This week in my Ethics course we are looking at two classic arguments about the penalty of death, both from U.S. Supreme Court cases: Justice Brennan, excerpt from Furman v. Georgia 408 U. S. 238 (1972), and Justice Stewart, excerpt from Gregg v. Georgia (1976).
Here’s my chart outlining the criteria and arguments used by Brennan in 1972 and, in response four years later, by Stewart:
It would be interesting to untangle the philosophical assumptions of each of these. For example, in the first criteria there are inherent assumptions about what “human” and “dignity” mean. The assumptions on dignity are addressed, but those on “human” remain unstated. This is no trivial issue. If we define the term biologically, Brennon’s line of reasoning obviously negates abortion, and could (if one stretches the concept to its utmost limits) forbid amputation, blood transfusions, and the like. If we define “human” as “rational animals”, as Aristotle did, we can state that those who take irrational actions are not, in fact, human–and therefore the question of human dignity does not arise.

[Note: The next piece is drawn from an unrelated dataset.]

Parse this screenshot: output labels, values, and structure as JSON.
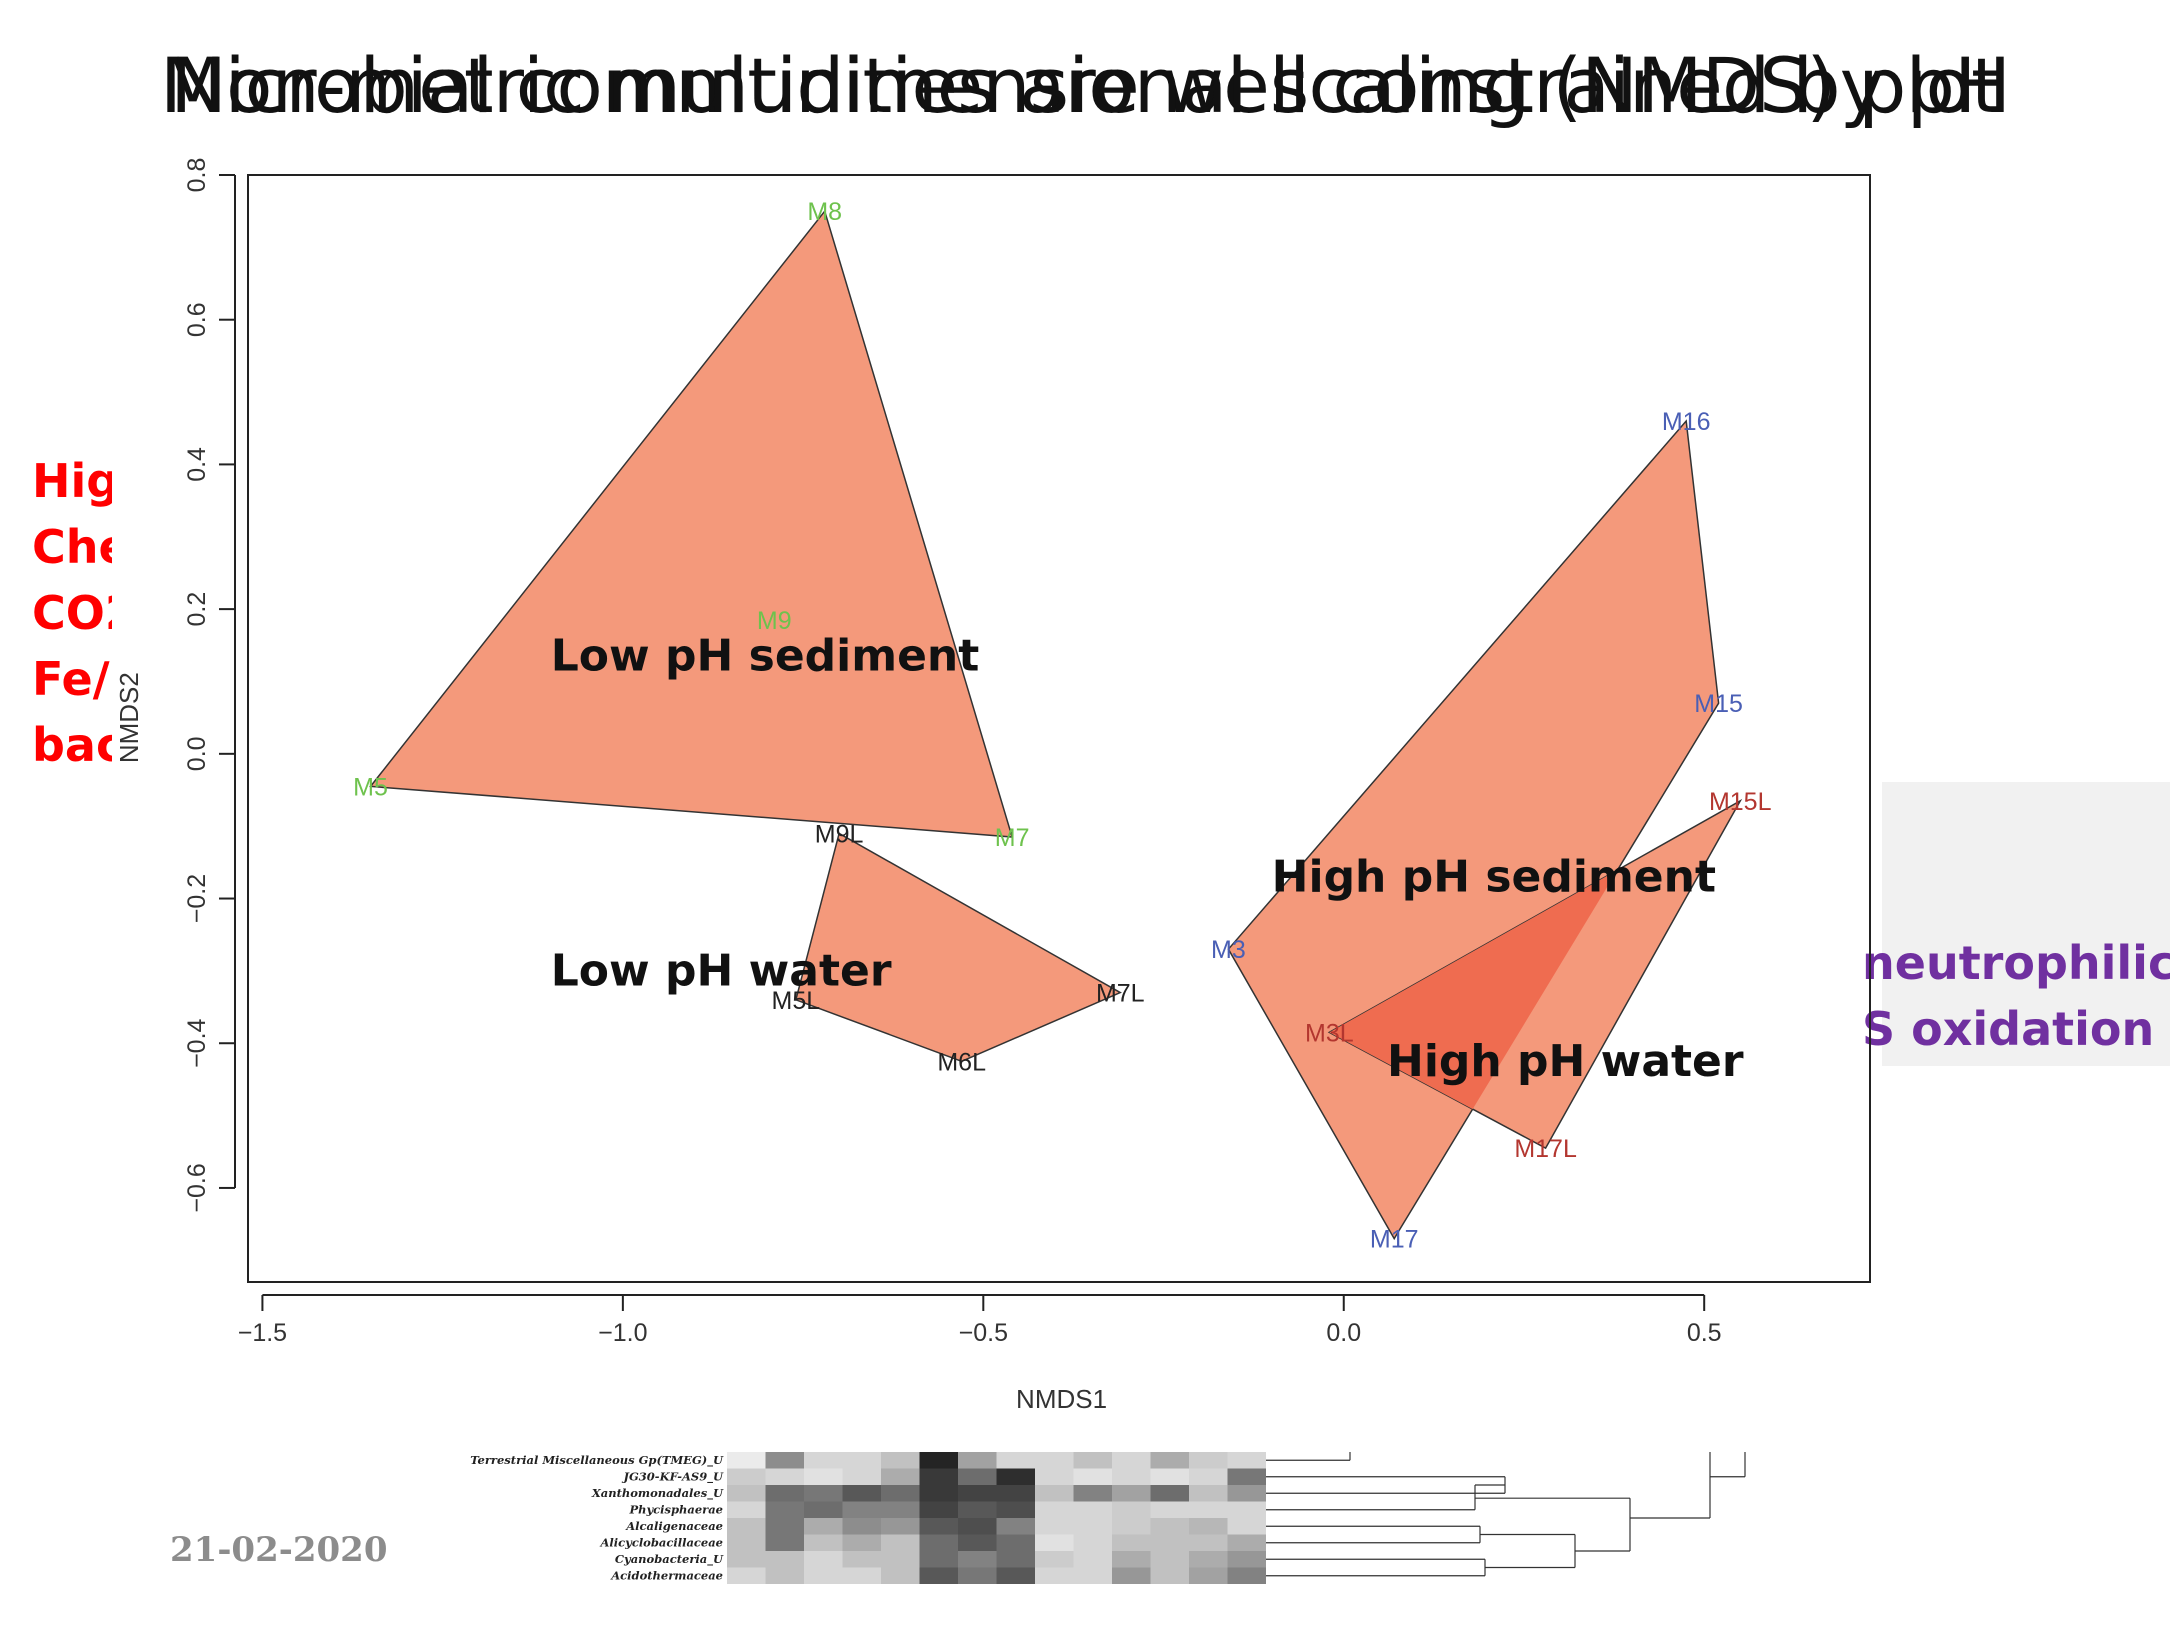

To give another example, the inclusion of acceptability is rife with assumptions. Some things which are moral are considered reprehensible by most people–for example, capitalism. The very existence of this question on this list indicates that the compiler accepts, or (more likely) accepts that these two judges accept, the idea that morality is a social construct. It doesn’t prove it, of course, but it certainly warrants further examination. (Again, I’m not saying that the author accepts it–given the rest of Hicks’ writings I doubt he does–but it’s almost certain that at least one of these judges accepts the concept sufficiently to give it weight in considering the legitimacy of capital punishment.)